Frighteningly Ambitious Startup Ideas (2012) - sillysaurusx
http://www.paulgraham.com/ambitious.html
======
sillysaurusx
Although it's cliche to submit old pg essays, "a decade or so" is a nice time
to revisit this list. The last big discussion seems to be 3 years ago:
[https://news.ycombinator.com/item?id=14381699](https://news.ycombinator.com/item?id=14381699)

Prior to that was the initial submission, 8 years ago:
[https://news.ycombinator.com/item?id=3686840](https://news.ycombinator.com/item?id=3686840)

The reason I'm submitting it was that #6 turns out to be solved, and it was
quite surprising:

 _6\. Bring Back Moore 's Law

...

It would be great if a startup could give us something of the old Moore's Law
back, by writing software that could make a large number of CPUs look to the
developer like one very fast CPU. There are several ways to approach this
problem.
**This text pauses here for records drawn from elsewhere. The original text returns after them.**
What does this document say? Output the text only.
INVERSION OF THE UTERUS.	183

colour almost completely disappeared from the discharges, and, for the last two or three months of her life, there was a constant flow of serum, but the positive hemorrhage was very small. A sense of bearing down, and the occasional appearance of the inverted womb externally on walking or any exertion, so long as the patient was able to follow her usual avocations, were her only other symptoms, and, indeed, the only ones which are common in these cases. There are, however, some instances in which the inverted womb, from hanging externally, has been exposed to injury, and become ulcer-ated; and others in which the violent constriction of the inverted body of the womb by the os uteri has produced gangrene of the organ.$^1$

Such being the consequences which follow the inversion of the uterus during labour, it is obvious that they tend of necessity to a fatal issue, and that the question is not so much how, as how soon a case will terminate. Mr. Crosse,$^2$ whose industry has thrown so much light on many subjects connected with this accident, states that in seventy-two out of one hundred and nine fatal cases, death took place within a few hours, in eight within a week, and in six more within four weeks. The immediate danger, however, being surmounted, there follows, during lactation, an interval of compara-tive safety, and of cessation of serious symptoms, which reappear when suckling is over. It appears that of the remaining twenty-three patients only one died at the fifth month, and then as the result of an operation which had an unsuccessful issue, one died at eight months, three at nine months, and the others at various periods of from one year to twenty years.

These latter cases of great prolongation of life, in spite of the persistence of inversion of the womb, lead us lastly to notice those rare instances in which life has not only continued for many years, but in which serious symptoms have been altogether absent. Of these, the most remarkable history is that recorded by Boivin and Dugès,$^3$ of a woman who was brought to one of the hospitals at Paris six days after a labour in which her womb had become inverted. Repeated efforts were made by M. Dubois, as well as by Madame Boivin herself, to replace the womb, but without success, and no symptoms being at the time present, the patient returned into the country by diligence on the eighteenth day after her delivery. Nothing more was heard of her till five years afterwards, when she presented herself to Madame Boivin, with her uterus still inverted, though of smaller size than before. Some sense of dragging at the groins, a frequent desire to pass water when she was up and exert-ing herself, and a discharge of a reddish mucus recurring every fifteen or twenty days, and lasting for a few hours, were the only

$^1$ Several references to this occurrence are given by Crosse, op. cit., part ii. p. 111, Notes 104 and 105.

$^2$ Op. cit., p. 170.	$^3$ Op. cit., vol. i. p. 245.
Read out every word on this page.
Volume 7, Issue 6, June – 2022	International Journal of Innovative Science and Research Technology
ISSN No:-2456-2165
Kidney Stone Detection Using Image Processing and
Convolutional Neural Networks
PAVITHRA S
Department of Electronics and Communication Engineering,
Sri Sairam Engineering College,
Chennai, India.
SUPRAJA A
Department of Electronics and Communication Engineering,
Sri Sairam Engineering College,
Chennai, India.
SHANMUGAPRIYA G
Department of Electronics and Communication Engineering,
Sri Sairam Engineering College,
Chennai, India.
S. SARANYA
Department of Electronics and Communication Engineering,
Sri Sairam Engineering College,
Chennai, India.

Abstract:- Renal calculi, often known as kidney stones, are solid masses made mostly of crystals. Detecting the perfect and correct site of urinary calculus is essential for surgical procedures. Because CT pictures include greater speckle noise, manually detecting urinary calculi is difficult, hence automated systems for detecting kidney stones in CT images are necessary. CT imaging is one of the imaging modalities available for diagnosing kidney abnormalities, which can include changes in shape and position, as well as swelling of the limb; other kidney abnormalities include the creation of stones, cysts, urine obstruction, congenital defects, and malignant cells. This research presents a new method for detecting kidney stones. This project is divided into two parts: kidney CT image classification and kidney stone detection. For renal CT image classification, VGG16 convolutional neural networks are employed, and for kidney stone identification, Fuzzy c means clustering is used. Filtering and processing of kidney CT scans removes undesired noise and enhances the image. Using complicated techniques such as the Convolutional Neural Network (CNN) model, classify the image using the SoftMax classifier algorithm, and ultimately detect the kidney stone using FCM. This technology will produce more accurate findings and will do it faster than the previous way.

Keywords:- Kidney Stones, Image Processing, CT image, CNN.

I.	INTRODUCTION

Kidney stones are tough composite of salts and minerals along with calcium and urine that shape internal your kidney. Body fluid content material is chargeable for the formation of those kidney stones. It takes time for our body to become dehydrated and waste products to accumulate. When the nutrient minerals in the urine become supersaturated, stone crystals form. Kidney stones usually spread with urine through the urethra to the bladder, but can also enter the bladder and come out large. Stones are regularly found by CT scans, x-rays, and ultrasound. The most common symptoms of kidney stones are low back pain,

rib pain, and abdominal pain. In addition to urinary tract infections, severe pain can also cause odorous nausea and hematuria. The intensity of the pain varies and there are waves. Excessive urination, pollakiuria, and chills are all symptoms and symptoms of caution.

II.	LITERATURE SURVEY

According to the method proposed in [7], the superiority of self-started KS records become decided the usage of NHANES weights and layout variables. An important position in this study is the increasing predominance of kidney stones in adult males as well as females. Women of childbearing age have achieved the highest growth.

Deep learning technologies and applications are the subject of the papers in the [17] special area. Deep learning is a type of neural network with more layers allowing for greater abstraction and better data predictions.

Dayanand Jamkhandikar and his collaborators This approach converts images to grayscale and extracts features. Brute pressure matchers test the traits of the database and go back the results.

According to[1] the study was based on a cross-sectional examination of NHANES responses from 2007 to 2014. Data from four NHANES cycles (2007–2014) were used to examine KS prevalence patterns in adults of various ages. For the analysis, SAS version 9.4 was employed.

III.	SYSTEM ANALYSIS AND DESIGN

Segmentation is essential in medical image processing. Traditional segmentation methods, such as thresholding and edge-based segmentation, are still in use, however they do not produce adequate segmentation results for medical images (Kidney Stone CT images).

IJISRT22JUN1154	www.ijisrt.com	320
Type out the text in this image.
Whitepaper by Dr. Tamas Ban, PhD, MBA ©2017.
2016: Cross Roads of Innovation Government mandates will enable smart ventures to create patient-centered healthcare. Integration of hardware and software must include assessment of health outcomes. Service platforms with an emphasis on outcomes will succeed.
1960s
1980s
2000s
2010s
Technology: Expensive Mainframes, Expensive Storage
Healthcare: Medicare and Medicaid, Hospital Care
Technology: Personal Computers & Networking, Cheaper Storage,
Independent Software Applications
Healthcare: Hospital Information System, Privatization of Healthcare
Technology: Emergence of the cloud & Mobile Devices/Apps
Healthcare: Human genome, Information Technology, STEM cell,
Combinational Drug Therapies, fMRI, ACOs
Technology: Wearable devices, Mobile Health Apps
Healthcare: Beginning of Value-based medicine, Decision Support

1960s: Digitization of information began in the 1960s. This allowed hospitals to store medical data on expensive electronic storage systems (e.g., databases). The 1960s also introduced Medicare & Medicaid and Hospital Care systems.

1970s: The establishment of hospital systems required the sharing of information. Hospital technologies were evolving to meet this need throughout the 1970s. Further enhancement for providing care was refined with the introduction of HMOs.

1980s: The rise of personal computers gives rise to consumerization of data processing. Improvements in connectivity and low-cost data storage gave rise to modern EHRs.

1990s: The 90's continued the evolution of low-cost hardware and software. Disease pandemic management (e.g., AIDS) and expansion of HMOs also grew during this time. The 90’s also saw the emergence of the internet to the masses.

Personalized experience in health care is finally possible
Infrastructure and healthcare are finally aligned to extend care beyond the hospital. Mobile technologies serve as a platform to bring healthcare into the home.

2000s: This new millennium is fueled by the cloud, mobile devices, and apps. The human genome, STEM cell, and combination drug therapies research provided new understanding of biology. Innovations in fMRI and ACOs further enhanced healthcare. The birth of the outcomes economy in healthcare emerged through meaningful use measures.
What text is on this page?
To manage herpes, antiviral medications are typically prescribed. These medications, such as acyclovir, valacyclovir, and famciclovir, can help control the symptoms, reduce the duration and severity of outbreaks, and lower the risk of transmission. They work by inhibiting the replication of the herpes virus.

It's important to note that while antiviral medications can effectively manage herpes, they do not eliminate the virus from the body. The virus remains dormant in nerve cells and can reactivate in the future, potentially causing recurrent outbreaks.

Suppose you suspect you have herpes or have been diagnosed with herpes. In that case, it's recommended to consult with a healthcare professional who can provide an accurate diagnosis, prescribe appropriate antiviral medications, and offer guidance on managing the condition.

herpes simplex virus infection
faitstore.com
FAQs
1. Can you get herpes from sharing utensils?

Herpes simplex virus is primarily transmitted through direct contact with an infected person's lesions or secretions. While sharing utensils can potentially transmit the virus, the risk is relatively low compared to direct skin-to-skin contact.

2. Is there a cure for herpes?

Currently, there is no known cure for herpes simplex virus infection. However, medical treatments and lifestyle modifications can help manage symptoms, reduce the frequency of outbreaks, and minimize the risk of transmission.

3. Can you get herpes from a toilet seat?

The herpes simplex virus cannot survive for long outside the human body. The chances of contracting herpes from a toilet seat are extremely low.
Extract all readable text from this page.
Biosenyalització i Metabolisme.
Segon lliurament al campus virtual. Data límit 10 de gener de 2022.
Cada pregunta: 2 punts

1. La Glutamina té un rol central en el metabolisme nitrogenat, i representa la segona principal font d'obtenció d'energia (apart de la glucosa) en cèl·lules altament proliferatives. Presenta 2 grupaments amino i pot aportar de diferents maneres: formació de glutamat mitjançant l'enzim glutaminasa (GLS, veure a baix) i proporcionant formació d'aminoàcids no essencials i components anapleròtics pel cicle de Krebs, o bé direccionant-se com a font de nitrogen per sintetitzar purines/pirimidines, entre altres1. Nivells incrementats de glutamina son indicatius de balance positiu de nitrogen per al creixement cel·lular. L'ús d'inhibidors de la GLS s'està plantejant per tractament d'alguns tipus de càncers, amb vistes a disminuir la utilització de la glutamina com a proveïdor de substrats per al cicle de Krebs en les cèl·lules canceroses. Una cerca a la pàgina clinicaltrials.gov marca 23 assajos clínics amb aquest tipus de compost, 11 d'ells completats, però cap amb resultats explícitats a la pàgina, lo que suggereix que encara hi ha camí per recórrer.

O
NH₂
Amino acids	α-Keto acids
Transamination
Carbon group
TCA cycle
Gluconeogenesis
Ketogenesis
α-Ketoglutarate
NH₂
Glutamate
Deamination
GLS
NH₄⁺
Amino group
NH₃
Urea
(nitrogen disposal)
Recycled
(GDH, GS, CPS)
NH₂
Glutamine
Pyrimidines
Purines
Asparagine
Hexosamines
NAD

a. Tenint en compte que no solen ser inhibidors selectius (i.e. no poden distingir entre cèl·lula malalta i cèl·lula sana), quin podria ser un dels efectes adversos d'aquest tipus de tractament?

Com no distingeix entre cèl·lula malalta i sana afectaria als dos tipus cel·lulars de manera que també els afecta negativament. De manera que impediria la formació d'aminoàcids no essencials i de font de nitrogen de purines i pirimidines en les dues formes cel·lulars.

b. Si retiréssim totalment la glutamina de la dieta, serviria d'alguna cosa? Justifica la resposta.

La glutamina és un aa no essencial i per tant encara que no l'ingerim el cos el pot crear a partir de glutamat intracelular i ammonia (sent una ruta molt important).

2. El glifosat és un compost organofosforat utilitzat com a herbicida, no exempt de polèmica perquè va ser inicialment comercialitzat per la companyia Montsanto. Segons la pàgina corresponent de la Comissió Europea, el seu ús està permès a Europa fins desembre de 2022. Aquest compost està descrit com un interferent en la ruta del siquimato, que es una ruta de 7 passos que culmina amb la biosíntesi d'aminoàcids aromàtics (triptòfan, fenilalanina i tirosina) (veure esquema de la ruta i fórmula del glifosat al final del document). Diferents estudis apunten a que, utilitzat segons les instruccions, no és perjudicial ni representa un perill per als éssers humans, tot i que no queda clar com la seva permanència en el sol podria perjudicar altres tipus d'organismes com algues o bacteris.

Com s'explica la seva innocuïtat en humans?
The most ambitious is to try to do it automatically: to write a
compiler that will parallelize our code for us. There's a name for this
compiler, the sufficiently smart compiler, and it is a byword for
impossibility. But is it really impossible? Is there no configuration of the
bits in memory of a present day computer that is this compiler? If you really
think so, you should try to prove it, because that would be an interesting
result. And if it's not impossible but simply very hard, it might be worth
trying to write it. The expected value would be high even if the chance of
succeeding was low._

\--

If you read [https://cloud.google.com/tpu/docs/spatial-
partitioning](https://cloud.google.com/tpu/docs/spatial-partitioning) you may
notice it does exactly that. It's the "sufficiently smart compiler" for ML.
You can literally trade TPU cores for memory: twice the cores => you can train
2x larger models. And I was shocked that it seems to be transparent. Other
than twiddling a few options to TPUEstimator, I did zero extra work, yet we
were able to train a full 1024x1024 StyleGAN2 model. (Previously the maximum
was 512x512 before we ran into per-TPU-core memory limits.)

That made me curious which other ideas on this list were quietly (or loudly)
solved since 2012.